Of all things that could possibly pique my interest, this one is a bit of a shoo-in. Striking album art, a cast list (in its most literal sense, as it turns out) comprising people involved with some of my favourite records, and a history that revealed a labour of love that has stretched back for a few years onstage before this album was finally realised.
And, as I’d only just found out about this a couple of days ago (it was released back in April), it’s somewhat fitting that one of the last albums of 2010 that I’ve bought this year is one that is based on a mythical tale that cautions against looking backwards. Anaïs Mitchell’s post-apocalyptic depression-era musical based on the tragic but love-filled Tale of Orpheus is absolutely perfect listening for this end of the year.The story of the musical Argonaut (whose music drowned out the song of the Sirens, enabling Jason’s safe passage) lends itself incredibly well to musical storytelling. A man who legend has it is the father of all song and poetry, Orpheus loses his wife Eurydice to a viper’s bite, and his musical lament made the gods weep. Not being one to give up on his love, he journeys into the underworld where his music softens even the hearts of the King & Queen of that domain (Hades and Persephone) enough for them to agree to release Eurydice back to the land of the living, with one condition attached – that he left the underworld with his wife behind him, and that he should never once look back on his journey. And sadly Orpheus’ love for Eurydice was also his undoing, as he turned round too soon and lost his wife forever. As tragic love stories go with regard to the basis for any piece of music, it’s a hard one to top.

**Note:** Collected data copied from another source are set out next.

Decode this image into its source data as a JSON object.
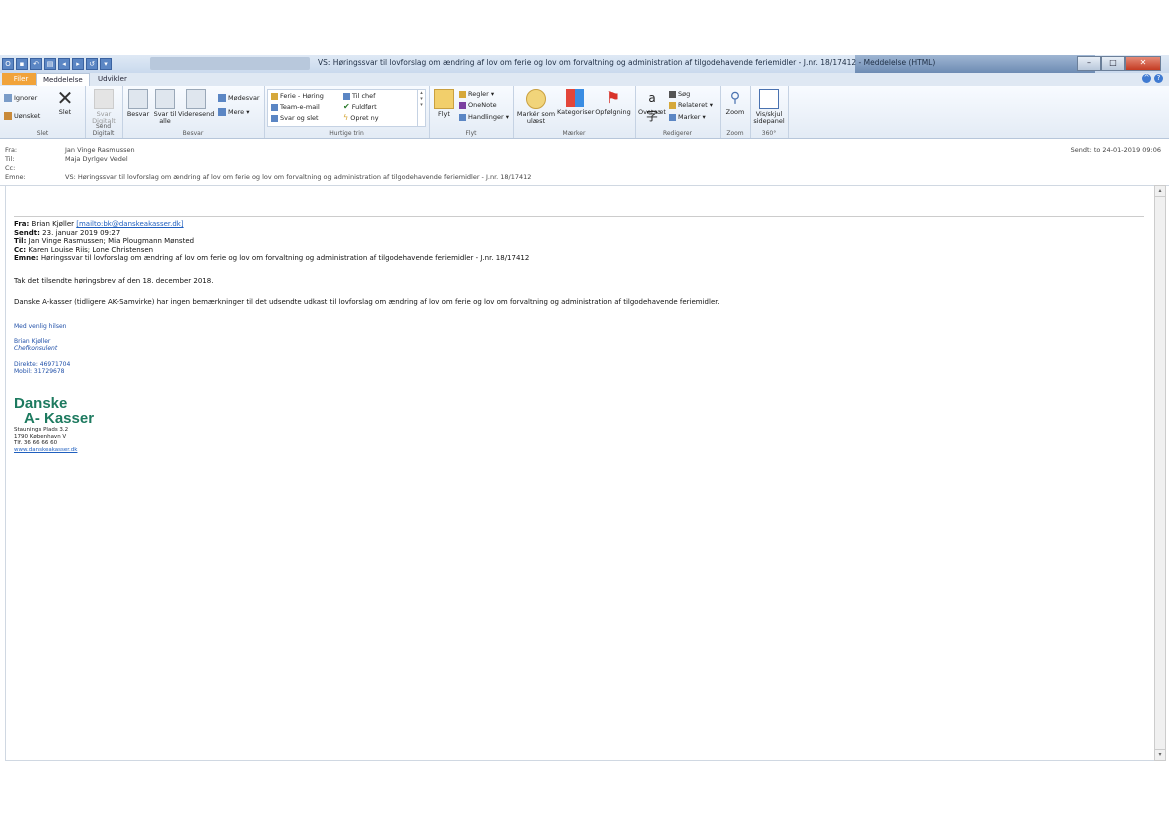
{
  "window": {
    "title": "VS: Høringssvar til lovforslag om ændring af lov om ferie og lov om forvaltning og administration af tilgodehavende feriemidler - J.nr. 18/17412  -  Meddelelse (HTML)"
  },
  "tabs": [
    "Filer",
    "Meddelelse",
    "Udvikler"
  ],
  "ribbon": {
    "slet": {
      "ignorer": "Ignorer",
      "uonsket": "Uønsket",
      "slet": "Slet",
      "label": "Slet"
    },
    "send_digitalt": {
      "svar_digitalt": "Svar Digitalt",
      "label": "Send Digitalt"
    },
    "besvar": {
      "besvar": "Besvar",
      "svar_til_alle": "Svar til alle",
      "videresend": "Videresend",
      "modesvar": "Mødesvar",
      "mere": "Mere",
      "label": "Besvar"
    },
    "hurtige_trin": {
      "items": [
        "Ferie - Høring",
        "Team-e-mail",
        "Svar og slet",
        "Til chef",
        "Fuldført",
        "Opret ny"
      ],
      "label": "Hurtige trin"
    },
    "flyt": {
      "flyt": "Flyt",
      "regler": "Regler",
      "onenote": "OneNote",
      "handlinger": "Handlinger",
      "label": "Flyt"
    },
    "maerker": {
      "marker_som_ulaest": "Markér som ulæst",
      "kategoriser": "Kategoriser",
      "opfolgning": "Opfølgning",
      "label": "Mærker"
    },
    "rediger": {
      "oversaet": "Oversæt",
      "sog": "Søg",
      "relateret": "Relateret",
      "marker": "Marker",
      "label": "Redigerer"
    },
    "zoom": {
      "zoom": "Zoom",
      "label": "Zoom"
    },
    "sidepanel": {
      "vis_skjul": "Vis/skjul sidepanel",
      "label": "360°"
    }
  },
  "header": {
    "from_label": "Fra:",
    "from": "Jan Vinge Rasmussen",
    "to_label": "Til:",
    "to": "Maja Dyrlgev Vedel",
    "cc_label": "Cc:",
    "cc": "",
    "subject_label": "Emne:",
    "subject": "VS: Høringssvar til lovforslag om ændring af lov om ferie og lov om forvaltning og administration af tilgodehavende feriemidler - J.nr. 18/17412",
    "sent": "Sendt:   to 24-01-2019 09:06"
  },
  "forward": {
    "fra_label": "Fra:",
    "fra": "Brian Kjøller",
    "fra_link": "[mailto:bk@danskeakasser.dk]",
    "sendt_label": "Sendt:",
    "sendt": "23. januar 2019 09:27",
    "til_label": "Til:",
    "til": "Jan Vinge Rasmussen; Mia Plougmann Mønsted",
    "cc_label": "Cc:",
    "cc": "Karen Louise Riis; Lone Christensen",
    "emne_label": "Emne:",
    "emne": "Høringssvar til lovforslag om ændring af lov om ferie og lov om forvaltning og administration af tilgodehavende feriemidler - J.nr. 18/17412"
  },
  "body": {
    "p1": "Tak det tilsendte høringsbrev af den 18. december 2018.",
    "p2": "Danske A-kasser (tidligere AK-Samvirke) har ingen bemærkninger til det udsendte udkast til lovforslag om ændring af lov om ferie og lov om forvaltning og administration af tilgodehavende feriemidler.",
    "greeting": "Med venlig hilsen",
    "name": "Brian Kjøller",
    "title": "Chefkonsulent",
    "direct": "Direkte: 46971704",
    "mobile": "Mobil: 31729678",
    "logo_line1": "Danske",
    "logo_line2": "A- Kasser",
    "address1": "Staunings Plads 3.2",
    "address2": "1790 København V",
    "phone": "Tlf. 36 66 66 60",
    "web": "www.danskeakasser.dk"
  },
  "colors": {
    "accent": "#1d7a5f",
    "link": "#1f5fbf",
    "file_tab": "#f1a33a"
  }
}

But how to squeeze all this into music? Anaïs finds the solution to this by performing the story over the course of the whole album, selflessly giving each main character their own voice and performing it as a contemporary opera that is a lot more listener-inclusive than the term ‘opera’ usually indicates.

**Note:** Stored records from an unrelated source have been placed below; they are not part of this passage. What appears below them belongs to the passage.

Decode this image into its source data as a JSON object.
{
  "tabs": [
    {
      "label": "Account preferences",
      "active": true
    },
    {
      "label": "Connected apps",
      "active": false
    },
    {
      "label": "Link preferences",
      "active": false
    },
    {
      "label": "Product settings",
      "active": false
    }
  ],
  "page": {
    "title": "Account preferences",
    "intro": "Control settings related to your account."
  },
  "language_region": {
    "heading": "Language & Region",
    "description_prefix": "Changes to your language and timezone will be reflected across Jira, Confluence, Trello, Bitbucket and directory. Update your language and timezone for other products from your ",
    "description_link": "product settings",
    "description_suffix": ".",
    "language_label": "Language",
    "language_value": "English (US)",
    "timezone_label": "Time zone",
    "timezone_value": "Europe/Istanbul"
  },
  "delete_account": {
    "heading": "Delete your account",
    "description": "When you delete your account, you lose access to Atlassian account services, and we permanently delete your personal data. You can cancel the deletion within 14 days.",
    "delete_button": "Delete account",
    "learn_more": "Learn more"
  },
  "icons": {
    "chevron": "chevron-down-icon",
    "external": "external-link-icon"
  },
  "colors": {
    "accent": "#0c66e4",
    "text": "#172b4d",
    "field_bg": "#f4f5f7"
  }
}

It’s an impressive castlist for sure – our hero Orpheus is voiced by Bon Iver’s Justin Vernon with Anaïs taking the role of his tragic bride. Orpheus is guided through the underworld by Hermes, played by The Low Anthem’s Ben Knox Miller, where he meets up with Persephone (Ani DiFranco) and her husband Hades, performed by the almost impossibly-gruff Greg Brown. And popping up every now and then to complete the vocal cast are Petra, Tanya and Rachel Haden as The Fates. Each takes to their role perfectly and bring the story to life.

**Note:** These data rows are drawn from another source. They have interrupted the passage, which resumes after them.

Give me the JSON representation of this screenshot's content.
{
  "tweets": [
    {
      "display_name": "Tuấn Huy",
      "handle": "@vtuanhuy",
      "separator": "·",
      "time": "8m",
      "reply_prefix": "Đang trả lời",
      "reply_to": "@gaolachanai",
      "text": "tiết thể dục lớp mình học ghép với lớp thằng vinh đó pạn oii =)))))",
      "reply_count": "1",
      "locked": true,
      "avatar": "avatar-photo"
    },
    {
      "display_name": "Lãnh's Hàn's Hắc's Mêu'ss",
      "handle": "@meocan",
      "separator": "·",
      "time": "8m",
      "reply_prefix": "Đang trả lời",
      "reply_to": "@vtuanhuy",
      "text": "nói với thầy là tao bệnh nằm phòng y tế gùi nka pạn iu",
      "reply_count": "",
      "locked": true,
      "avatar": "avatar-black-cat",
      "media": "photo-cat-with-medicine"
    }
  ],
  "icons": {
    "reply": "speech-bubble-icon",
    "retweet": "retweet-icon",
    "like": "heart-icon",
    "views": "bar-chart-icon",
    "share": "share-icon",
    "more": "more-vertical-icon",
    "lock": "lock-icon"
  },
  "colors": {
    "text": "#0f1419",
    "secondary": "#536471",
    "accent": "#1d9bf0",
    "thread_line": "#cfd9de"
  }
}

And for a myth that ticks so many emotional boxes with such different characters, the music is tailor-made to each player and chapter. Orpheus is largely portayed as melancholy and plaintive (which suits Justin’s voice down to a tee), Hades is sullen and weary of the souls under his charge, Persephone is weary of Hades, and Hermes and the Fates come across as people who enjoy their job rather too much. This is reflected in the changes in musical style from track to track – Hermes’ main turn in Welcome to Hadestown is a fine slice of Waits-ey Bourbon-soaked New Orleans, Gone, I’m Gone features the triplets as The Fates in full, close-harmonied flow that remind these ears of The Moulettes, Why We Build The Wall (which is a track that most brings the story up to the modern era) is sorrow-filled Gospel Blues, and the instrumental Papers (Hades Finds Out) allows co-composer Michael Chorney full range to evoke the anger of the Underworld. Taken at its most superficial level and ignoring the craft and love that has gone into making this record (which is nigh-on impossible to do), just appreciating the sheer spectacle of it all is enough to take Hadestown to heart.
The most impressive performances however are reserved for Ms Mitchell herself, who plays her character as someone so utterly and happily in love that the sadder parts of the opera are forgotten every time she sings.
It’s an incredibly immersive album. Across its twenty tracks, you are soon sucked into the story and it’s something that plays out beautifully in the head, such is the work that has gone into its creation. And personally, I’m gutted that I find myself unable to make my way down to the other end of the country next month to see this performed live in one of the most beautiful venues I have ever visited and one that is perfect for this show (London’s Union Chapel). I guess I’ll just have to cross my fingers that it rolls into a town near here sometime in the future, or that someone sees sense and makes a film of it.